Cape Romain Light was discontinued in 1947, and lighted buoys were placed offshore to mark the shoals. After the departure of the keepers, the island’s sole residents were a herd of wild goats, and numerous snakes and insects, but the goats have since been removed from the island. Only the foundations of the dwellings remain today.

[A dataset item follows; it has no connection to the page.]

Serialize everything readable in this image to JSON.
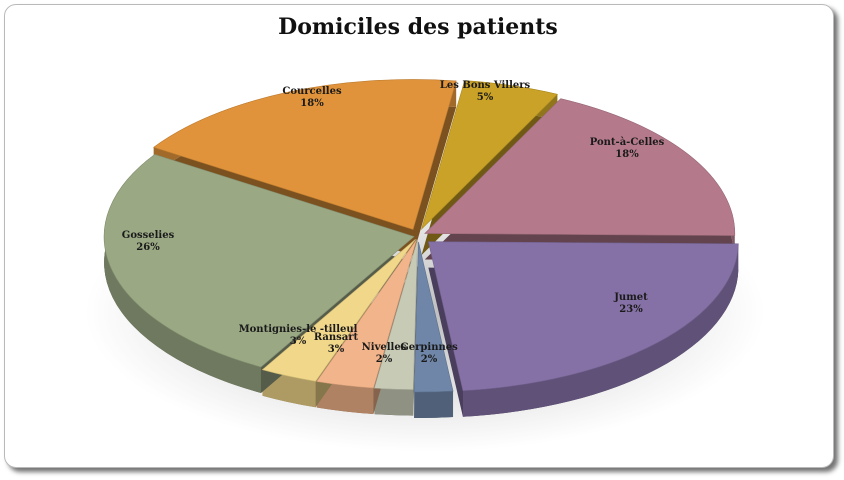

The two towers continue to stand up to the elements, including even the furry unleashed by an occasional hurricane. The bottom portion of the original tower remains, but much of its wooden staircase is gone. The newer tower is in remarkably good condition, though the 212-step spiral staircase leading to the lantern room is a bit rickety. Around 2010, new doors were installed on both lighthouses. In 2011, Tommy Graham, a contractor in McClellanville, made some emergency repairs to secure the lantern room atop the 1857 tower.

Keepers:

  • Head: Thomas Skrine (1827 – 1839), Thadeus C. Skrine (1839 – 1857), Benjamin M. Smallwood (1857 – 1861), Benjamin M. Smallwood (1866 – 1867), Andrew Johnson (1867 – 1875), J.F. Anderson (1875 – 1880), John Robertson (1880 – 1906), Victor E. Thelning (1906 – 1913), August F. Wichmann (1913 – 1934), Lemuel G. Owens (1934 – 1937).
  • First Assistant: Edward Jansen (1857 – at least 1859), Peter Brown (1866 – 1867), John A. Simons (1867), John S. LaRoche (1867 – 1868), Elias Wingate (1868 – 1869), Jacob Francis (1869), Henry L. Williams (1869 – 1872), Thomas B. Westbury (1872 – 1873), J.L. Lee (1873), Frederick Osborne (1873 – 1874), John Robertson (1874 – 1880), William B. McClellan (1880 – 1887), William R. Rowlinski (1887), William P. McChristie (1887 – 1892), Edward Burns (1892 – 1894), Robert H. Morrison (1894 – 1896), Daniel A. DuPre (1896 – 1905), John P. Burn (1905 – 1906), Carl Anderson (1906 – 1909), Joseph Grisillo (1909 – at least 1912), Lloyd V. Gaskill (1913 – 1915), William Lindquist (1916 – 1917), Albert E. Burn (at least 1918), Ludwig (Luddie) R. Munn (at least 1919 – at least 1922), George B. Jackson ( – 1923), Theodore T. Gaillard (at least 1924 – at least 1925), Lemuel G. Owens (at least 1930).
  • Second Assistant: F. Friese (1857 – 1858), Simon Theus (1858 – 1859), N. Nelson (1859 – ), George Kelly (1866 – 1868), J.H. Lengstack (1868 – 1873), A.J. Martin (1873), Frederick Osborne (1873), John Robertson (1873 – 1874), William McP. Christie (1874 – 1876), William B. McClellan (1876 – 1880), William McP. Christie (1880 – 1881), John A. Howard (1881), George Kinders (1881 – 1882), Quentin G. Byers (1882 – 1883), Nels Nelson (1883 – 1884), William R. Rowlinski (1884 – 1887), William P. McChristie (1887), August Apelskog (1887 – 1892), Edward W. Johnson (1892), Robert H. Morrison (1893 – 1894), William J. Herron (1894), Daniel A. DuPre (1894 – 1896), Halvor Svendsen (1897 – 1900), William A. Grissom (1900 – 1903), Charles F. Sinnott (1903), James Smith (1903 – 1905), Edward B. Magwood (1905 – 1906), George F. Rivers (1906), August F. Wichmann (1906 – 1908), Clarence Malloy (1908 – 1911), John T. Corcoran (1911), Paul L Lysaght (1912), Albert H Daniels (1912 – ), Albert E. Burn (1913 – ), Charles Seabrook (1914 – 1917), Ludwig (Luddie) R. Munn (at least 1918), B.B. Anderson (at least 1919), Sullivan B. Fisher (at least 1920 – at least 1922), Robert L. Thompson ( – 1924), James E. Pinner (1924 – 1925), Thomas E. Rasmussen (1925 – 1933).

References

  1. A Report of the Fifth Auditor upon the Subject of Light-Houses, December 28, 1825.
  2. Annual Report of the Lighthouse Board, various years.
  3. “Death at Cape Romain Lighthouse: was it suicide…,” Selden B. Hill, Origins, April, 2010.